唐婉宁全身像番茄一样,从脸到脖子,红了个透。

“你......你醒了,是要用卫生间吗?”

唐婉宁单脚跳着出来,让出卫生间的位置。

“不用,我怕你在里面摔了。”

轰!

果然,他都听到了,苍天啊,大地啊,没脸见人了。

“啊,你干什么?”

在她无言面见江东父老的时候,陆沉越一把抱起了她。

“我都站这了,难道还会让你金鸡独立跳过去?”

看着怀里害羞到不行的女人,陆沉越勾了勾嘴角。

小女人,还挺可爱。

“有什么事叫我。”

把唐婉宁放到床上,陆沉越又回到那个单人沙发上,蜷缩着坐在上面。

“那个,你坐在上面会不会睡不好。”

看着大总裁屈尊降贵的给自己的守房,唐婉宁有些过意不去。

“没事,将就将就。”

陆沉越是故意的。这家医院都是他的,别说加张床,就是加个屋子也是他一句话的事。

唐婉宁老是躲着他走,他想进一步都找不到机会。

于是,今晚,他想试试看苦肉计。

看来,这招似乎起作用了。

“要不,你上来睡,这床挺大的。

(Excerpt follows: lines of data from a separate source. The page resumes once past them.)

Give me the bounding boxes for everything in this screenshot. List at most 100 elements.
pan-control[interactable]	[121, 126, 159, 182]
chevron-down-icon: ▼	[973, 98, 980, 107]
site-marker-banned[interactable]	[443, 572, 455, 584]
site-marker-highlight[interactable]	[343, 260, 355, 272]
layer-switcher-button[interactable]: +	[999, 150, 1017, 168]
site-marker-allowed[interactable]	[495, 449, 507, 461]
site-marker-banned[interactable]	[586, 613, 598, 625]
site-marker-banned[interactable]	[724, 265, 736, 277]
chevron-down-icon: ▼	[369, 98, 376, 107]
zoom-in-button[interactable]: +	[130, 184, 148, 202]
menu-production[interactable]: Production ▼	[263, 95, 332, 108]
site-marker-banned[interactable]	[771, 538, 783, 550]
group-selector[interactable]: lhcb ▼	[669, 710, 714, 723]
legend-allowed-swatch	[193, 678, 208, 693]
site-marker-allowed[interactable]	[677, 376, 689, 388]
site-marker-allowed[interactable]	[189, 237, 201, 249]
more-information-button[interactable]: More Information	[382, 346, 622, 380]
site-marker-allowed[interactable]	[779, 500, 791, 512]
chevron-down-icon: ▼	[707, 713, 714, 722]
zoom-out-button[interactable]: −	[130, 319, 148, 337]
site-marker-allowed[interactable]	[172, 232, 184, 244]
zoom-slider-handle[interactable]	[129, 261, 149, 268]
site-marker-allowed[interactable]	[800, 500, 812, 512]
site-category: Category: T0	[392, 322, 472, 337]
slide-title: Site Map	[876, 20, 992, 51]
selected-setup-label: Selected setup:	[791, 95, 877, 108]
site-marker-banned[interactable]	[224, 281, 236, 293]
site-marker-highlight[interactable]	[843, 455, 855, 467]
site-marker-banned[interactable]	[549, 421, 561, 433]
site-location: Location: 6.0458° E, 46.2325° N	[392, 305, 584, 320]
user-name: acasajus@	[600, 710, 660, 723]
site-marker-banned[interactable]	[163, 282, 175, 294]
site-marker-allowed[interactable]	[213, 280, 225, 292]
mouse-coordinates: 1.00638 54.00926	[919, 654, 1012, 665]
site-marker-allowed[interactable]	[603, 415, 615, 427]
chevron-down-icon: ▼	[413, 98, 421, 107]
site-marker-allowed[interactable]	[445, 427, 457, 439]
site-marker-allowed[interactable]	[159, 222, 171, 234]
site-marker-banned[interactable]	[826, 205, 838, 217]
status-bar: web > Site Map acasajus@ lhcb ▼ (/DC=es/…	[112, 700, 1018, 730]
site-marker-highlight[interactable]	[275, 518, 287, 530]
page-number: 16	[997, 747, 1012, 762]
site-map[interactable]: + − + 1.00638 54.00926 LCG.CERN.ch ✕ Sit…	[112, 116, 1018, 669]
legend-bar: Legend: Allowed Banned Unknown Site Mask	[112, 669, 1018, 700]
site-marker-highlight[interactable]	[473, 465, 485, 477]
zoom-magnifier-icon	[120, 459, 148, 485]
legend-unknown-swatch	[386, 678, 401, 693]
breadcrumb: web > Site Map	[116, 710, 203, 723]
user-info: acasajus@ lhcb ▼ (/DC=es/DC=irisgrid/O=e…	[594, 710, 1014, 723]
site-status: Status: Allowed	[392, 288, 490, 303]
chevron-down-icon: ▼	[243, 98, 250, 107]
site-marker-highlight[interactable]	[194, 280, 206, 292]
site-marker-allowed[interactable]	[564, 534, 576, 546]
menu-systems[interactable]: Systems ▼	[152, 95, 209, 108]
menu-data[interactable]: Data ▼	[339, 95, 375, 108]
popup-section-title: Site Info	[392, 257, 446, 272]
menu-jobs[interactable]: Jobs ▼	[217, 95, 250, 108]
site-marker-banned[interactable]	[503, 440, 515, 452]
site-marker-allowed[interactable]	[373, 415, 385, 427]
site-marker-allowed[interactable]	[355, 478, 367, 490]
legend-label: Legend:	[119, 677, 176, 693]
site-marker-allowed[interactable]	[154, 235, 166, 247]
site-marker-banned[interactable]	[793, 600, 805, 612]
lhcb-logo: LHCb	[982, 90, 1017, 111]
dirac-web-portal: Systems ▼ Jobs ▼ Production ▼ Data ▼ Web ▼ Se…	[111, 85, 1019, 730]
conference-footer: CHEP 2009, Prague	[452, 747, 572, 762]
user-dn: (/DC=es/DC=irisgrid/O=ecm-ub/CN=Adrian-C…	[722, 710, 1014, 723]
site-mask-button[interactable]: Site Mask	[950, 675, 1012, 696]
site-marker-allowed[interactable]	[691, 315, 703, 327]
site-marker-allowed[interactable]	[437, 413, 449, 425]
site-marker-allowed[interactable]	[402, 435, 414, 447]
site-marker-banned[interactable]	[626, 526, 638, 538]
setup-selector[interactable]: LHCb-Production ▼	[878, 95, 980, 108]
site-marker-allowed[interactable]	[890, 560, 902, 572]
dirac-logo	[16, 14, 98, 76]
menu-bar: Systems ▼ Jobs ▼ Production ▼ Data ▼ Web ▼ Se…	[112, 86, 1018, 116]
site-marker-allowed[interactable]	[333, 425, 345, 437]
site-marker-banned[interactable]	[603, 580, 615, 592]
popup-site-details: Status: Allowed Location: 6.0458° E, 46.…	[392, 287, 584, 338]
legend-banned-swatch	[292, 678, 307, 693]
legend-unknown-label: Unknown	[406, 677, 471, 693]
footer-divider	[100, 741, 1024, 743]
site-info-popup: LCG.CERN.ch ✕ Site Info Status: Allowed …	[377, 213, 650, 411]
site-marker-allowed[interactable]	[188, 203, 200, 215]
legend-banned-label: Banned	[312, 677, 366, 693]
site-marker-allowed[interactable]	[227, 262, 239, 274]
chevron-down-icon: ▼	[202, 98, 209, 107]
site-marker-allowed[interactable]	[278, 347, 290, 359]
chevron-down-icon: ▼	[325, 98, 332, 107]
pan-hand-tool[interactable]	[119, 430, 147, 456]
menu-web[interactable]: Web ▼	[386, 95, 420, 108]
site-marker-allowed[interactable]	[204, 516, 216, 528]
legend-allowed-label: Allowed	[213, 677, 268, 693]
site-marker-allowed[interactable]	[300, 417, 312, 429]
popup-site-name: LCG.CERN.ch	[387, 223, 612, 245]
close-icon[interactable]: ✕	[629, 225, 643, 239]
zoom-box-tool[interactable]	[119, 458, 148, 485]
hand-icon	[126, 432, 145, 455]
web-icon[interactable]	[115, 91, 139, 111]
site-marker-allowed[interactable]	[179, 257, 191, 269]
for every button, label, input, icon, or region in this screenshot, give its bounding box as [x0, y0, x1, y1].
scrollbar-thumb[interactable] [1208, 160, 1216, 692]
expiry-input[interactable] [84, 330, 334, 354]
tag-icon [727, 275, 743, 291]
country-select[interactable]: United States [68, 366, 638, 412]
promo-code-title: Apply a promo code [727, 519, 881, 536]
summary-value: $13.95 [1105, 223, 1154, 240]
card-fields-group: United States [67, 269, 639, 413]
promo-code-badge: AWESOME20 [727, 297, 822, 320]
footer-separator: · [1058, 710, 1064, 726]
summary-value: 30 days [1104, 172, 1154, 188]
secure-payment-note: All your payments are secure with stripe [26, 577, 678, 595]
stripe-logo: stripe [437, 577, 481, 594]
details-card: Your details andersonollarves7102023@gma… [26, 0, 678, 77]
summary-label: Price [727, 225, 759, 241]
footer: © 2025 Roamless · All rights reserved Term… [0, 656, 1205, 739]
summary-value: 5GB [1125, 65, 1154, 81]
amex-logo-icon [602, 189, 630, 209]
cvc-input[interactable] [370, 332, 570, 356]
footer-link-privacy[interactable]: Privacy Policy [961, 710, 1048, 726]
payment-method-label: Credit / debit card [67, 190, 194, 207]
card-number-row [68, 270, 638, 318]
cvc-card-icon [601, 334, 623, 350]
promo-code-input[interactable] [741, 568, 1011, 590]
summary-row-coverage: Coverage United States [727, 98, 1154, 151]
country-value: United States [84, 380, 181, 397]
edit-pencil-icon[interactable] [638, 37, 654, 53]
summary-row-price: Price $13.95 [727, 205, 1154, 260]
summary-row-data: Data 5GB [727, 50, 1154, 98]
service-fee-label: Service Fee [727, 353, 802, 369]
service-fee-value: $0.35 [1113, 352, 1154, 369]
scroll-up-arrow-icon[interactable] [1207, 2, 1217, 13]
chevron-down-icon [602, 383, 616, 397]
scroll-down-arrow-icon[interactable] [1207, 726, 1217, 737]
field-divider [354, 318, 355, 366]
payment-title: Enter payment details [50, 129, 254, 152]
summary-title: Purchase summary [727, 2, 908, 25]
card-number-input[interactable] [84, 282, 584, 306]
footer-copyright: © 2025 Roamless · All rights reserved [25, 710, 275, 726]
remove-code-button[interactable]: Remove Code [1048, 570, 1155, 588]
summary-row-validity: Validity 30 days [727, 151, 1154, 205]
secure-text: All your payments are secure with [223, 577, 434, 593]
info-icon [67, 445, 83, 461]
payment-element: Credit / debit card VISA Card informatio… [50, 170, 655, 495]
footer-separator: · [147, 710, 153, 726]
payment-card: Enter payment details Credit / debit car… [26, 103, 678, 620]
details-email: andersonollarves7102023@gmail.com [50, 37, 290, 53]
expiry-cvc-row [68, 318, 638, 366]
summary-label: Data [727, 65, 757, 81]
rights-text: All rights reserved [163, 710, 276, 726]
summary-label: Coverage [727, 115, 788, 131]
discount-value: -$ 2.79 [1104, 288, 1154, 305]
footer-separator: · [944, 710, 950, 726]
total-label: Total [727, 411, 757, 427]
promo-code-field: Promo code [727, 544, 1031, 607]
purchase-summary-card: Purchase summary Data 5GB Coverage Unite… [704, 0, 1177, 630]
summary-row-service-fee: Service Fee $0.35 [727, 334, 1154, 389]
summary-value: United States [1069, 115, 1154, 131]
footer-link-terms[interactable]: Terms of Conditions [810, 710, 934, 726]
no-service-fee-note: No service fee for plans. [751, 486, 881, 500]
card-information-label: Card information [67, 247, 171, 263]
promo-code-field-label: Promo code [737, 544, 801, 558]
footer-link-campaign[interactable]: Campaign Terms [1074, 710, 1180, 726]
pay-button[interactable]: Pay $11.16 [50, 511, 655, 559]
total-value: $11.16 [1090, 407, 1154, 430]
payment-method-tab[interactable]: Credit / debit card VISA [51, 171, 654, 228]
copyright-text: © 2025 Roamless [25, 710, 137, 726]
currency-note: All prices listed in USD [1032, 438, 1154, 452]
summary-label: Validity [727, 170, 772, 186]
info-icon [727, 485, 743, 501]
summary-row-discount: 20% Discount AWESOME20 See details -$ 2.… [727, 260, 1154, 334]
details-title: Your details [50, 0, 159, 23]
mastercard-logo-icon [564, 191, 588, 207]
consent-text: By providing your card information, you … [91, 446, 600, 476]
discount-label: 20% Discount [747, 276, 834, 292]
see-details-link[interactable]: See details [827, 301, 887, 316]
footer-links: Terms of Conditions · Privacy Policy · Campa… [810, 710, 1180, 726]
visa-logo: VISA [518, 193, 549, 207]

”

唐婉宁的这张床,是1.5米的。她把一个枕头放在中间,把另外一边空了出来。

闻言,陆沉越眼里闪过得意,嘴上却还在装:

“这样不好吧,会不会挤到你的伤口。”

“不会,我那都是小伤,我占的地方小,挤不到的。”

确实,唐婉宁给陆沉越留了一大块地方,自己缩在边上。

陆沉越抱着毛毯走到床边坐了下来:

“要关灯吗?”

陆沉越问。

“关吧。”

开着灯,唐婉宁更尴尬。关了灯,谁也看不见谁。

关了灯,陆沉越躺了下来。

这是他们第二次睡在一张床上,上次中间隔着个小胖墩乐宝。这次中间隔着一个小小的枕头。

“乐宝今天没看到我,晚上肯定会哭的。”

唐婉宁心里想着一天没见的孩子。

“我让大嫂带着睡了,晚上江林拿衣服的时候,带了一个小蛋糕,我下午承诺给她的。”

陆沉越没有告诉唐婉宁乐宝受伤的事,他不想加重她的担忧。

“陆沉越,虽然跟你接触不久,但我看得出来,你是一个好爸爸。”

陆沉越对乐宝的包容和爱,她都看在眼里。

“如果可以,我也会是一个好丈夫。”

他在告诉某人,等她回应。

“陆沉越,我手机里有很多乐宝小时候的照片,等修好了,我发给你看。”

唐婉宁没有回应陆沉越,而是转移了话题。

“好。”

房间暗了下来,只剩下窗外漏进的一点朦胧天光,把周遭的轮廓揉的柔和了许多。

两人并肩躺着,空气静的能听见彼此的呼吸,绵长清浅,一呼一吸都在咫尺间交缠。

他们谁也没动,也没说话。沉默里却藏着说不清的缱绻。

心跳声悄悄盖过了呼吸,一下下的,和着彼此的节奏,在昏暗里漾开。